In 1920, the school expanded its classes, Ward himself taught oil painting, and Ba Nyan, developer of the "Rangoon School", became an art instructor in basic design. In that decade, club member painters, Ba Nyan and Ba Zaw, were able study in London at the Royal College of Art. Also in the 1920s, the founding members introduced students to British cartoon art. Upon Ba Nyan's return to Burma, he brought back a bold style of oil painting while Ba Zaw returned with a stylized form of transparent watercolor painting.

===Later years===
Though art instruction continued at the club until World War II, some painters such as Ba Nyan began a new form instruction at their homes, that of master-apprentice training. The school was important in launching the careers of talented young artists such as Ba Nyan. In 1939, Ba Nyan himself became principal of the Art School.
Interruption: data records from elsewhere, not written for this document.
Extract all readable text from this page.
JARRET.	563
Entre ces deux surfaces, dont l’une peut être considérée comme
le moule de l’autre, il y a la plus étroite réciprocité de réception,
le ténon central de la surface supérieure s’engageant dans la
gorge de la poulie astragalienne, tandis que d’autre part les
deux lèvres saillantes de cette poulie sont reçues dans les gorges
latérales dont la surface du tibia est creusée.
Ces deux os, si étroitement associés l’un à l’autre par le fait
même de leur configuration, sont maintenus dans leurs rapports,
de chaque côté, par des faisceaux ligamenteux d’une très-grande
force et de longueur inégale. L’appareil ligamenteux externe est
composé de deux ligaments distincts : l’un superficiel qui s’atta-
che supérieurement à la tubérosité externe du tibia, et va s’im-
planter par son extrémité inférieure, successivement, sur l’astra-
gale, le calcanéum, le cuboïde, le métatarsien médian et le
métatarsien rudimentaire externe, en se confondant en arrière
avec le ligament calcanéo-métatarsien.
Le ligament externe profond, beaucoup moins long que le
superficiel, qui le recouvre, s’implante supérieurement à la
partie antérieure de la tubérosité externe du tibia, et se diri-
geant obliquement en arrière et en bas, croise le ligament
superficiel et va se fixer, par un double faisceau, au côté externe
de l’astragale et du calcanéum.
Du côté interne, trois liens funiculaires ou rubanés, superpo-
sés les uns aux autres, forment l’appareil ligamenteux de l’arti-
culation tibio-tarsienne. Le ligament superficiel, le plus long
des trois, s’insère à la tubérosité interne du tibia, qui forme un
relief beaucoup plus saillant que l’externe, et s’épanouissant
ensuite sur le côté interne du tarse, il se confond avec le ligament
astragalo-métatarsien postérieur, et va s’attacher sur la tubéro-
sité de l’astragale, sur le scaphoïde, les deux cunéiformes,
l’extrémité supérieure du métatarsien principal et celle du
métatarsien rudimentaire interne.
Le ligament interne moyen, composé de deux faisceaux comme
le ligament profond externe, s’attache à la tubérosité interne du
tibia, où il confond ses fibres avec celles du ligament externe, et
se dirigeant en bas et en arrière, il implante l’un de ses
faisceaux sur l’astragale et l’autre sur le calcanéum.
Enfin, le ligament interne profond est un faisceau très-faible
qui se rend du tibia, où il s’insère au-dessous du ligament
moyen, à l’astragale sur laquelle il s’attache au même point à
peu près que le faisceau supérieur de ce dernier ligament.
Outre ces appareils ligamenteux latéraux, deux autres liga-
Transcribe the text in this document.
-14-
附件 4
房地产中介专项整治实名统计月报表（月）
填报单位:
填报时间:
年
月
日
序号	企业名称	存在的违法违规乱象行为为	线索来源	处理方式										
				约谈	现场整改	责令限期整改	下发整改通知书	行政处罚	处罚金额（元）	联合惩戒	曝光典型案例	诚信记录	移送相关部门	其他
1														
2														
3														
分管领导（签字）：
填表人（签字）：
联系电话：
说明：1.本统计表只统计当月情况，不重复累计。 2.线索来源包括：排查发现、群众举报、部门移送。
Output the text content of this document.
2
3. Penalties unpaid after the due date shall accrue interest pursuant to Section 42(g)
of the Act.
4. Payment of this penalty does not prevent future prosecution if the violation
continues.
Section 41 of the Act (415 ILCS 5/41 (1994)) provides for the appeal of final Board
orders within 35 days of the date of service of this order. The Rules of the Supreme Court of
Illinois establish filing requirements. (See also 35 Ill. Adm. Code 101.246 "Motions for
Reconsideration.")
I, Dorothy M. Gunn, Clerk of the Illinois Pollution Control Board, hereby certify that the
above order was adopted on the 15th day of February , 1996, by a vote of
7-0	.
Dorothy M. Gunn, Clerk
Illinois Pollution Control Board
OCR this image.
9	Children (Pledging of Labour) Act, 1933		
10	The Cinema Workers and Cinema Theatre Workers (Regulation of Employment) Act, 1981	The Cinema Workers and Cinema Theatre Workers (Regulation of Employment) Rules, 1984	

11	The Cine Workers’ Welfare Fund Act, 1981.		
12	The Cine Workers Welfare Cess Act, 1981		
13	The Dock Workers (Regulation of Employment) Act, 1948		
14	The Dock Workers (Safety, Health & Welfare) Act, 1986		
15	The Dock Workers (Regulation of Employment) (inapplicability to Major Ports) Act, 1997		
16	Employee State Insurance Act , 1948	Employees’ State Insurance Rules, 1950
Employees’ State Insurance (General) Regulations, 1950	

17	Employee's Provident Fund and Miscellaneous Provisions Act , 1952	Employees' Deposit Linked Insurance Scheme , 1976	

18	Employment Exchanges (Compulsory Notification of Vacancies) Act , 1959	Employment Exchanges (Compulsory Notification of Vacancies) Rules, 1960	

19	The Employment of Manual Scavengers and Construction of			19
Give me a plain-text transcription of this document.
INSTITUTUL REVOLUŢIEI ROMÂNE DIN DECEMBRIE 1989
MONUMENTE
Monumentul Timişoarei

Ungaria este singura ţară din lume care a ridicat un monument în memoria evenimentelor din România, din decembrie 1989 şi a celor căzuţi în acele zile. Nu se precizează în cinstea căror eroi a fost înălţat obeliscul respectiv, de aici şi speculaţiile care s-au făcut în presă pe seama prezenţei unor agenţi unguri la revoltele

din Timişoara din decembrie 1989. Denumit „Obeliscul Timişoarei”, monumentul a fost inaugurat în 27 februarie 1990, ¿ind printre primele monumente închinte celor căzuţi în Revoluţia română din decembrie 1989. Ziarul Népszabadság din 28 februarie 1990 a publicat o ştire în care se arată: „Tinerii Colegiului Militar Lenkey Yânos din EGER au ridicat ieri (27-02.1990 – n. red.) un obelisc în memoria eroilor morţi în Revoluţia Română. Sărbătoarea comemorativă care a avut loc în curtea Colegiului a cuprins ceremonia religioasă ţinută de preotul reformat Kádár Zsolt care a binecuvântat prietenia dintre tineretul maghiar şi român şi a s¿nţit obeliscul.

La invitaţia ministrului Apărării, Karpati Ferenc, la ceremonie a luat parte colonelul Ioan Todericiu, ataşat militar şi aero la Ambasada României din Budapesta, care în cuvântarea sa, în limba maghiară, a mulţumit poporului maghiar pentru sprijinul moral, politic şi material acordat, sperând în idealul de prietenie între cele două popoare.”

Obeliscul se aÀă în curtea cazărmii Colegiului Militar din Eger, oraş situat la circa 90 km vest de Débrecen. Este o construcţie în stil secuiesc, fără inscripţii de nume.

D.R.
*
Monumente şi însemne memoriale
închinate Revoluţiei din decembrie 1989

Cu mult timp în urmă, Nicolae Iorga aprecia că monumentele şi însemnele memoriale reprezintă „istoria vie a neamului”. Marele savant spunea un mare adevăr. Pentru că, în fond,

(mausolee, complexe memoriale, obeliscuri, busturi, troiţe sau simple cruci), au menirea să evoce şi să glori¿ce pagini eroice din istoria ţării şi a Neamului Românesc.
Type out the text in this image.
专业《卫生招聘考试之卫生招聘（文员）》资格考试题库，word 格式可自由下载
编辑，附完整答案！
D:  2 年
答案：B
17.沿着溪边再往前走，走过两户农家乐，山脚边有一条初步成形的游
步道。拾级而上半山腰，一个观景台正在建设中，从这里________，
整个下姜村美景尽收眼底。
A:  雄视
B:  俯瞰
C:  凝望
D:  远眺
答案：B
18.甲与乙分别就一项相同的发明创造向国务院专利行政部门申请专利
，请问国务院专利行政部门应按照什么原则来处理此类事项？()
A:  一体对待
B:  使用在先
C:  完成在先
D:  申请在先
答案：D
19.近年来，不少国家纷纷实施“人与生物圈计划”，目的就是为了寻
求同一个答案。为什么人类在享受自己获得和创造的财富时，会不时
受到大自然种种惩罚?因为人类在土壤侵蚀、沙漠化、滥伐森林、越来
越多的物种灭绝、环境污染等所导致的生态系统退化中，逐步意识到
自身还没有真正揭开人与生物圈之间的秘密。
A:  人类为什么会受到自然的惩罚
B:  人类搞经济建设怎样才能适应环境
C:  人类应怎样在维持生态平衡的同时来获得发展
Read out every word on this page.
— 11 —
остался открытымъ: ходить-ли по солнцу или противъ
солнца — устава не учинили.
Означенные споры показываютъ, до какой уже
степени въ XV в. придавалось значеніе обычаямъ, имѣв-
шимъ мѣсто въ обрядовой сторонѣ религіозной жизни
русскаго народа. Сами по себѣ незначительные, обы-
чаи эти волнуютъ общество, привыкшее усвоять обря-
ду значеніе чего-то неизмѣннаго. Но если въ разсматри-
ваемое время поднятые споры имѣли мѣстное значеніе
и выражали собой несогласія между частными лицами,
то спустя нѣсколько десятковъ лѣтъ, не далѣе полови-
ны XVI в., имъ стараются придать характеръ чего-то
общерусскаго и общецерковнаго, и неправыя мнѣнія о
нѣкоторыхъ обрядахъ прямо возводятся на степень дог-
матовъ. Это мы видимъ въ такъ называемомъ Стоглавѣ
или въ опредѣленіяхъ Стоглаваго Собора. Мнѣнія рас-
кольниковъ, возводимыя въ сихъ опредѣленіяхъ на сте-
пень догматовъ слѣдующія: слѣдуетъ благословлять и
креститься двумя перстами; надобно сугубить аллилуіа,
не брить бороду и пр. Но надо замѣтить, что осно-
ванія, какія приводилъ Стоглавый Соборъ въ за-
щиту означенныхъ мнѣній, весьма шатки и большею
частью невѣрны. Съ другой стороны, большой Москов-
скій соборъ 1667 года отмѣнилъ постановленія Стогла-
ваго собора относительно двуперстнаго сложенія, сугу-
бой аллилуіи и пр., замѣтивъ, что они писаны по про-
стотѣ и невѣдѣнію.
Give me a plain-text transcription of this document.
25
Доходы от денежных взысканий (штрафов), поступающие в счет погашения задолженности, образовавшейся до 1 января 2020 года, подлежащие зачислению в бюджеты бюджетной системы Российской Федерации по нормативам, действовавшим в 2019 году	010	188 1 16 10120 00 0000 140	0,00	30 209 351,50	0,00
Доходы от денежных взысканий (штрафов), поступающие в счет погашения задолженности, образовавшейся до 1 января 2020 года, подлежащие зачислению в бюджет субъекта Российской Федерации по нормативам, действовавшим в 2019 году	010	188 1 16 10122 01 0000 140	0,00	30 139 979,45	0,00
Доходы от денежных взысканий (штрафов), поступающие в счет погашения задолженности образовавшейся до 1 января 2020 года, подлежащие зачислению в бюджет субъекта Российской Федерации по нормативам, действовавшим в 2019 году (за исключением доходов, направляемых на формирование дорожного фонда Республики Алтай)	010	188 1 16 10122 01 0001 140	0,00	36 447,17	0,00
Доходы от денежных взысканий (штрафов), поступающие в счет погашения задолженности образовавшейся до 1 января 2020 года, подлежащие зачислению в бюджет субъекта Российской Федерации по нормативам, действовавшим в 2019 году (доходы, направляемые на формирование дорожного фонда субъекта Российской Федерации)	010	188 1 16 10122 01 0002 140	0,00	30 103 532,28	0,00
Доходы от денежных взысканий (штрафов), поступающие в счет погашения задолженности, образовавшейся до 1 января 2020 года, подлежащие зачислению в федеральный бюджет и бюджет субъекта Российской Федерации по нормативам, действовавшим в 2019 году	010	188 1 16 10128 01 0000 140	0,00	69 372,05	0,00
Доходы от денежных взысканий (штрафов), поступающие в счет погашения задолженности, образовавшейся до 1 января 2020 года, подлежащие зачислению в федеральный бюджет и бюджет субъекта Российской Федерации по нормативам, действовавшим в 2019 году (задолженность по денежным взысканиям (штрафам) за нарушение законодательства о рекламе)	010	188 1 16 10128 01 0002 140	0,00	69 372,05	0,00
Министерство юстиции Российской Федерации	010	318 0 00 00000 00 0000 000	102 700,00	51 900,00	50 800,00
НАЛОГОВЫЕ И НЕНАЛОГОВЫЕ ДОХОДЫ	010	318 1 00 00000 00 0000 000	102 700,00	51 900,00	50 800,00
In 1944, during the Japanese occupation, Ba Nyan led a group of artists that opened the school's successor, the Burmese Academy of Art, becoming the principal of the academy with Ba Kyi and San Win as instructors. Two years later, an English Army art club and the Burma Art Club participated together in the Japanese Post-War Art Exhibition (Services Art Exhibition) at the Shwedagon Pagoda.

==Notable alumni==
Many young Burmese artists learned to draw and paint from the British artists. Those who went on to become famous national artists include Ba Gyan, Hein Sunn, Saya Mya, Ba Zaw, and Ohn Lwin. Ba Gale ("Shwetalay"), was the club's most famous alumnus. His first published cartoon appeared in the Yangon University annual in 1915, while he was a college student there. In the same year, Ba Gale's work was published in the Rangoon Times, becoming the first newspaper to publish a cartoon by a Burmese artist. In March 1917, the very first issue of Thuriya ("The Sun"), a paper run by young nationalists, carried a Ba Gale cartoon.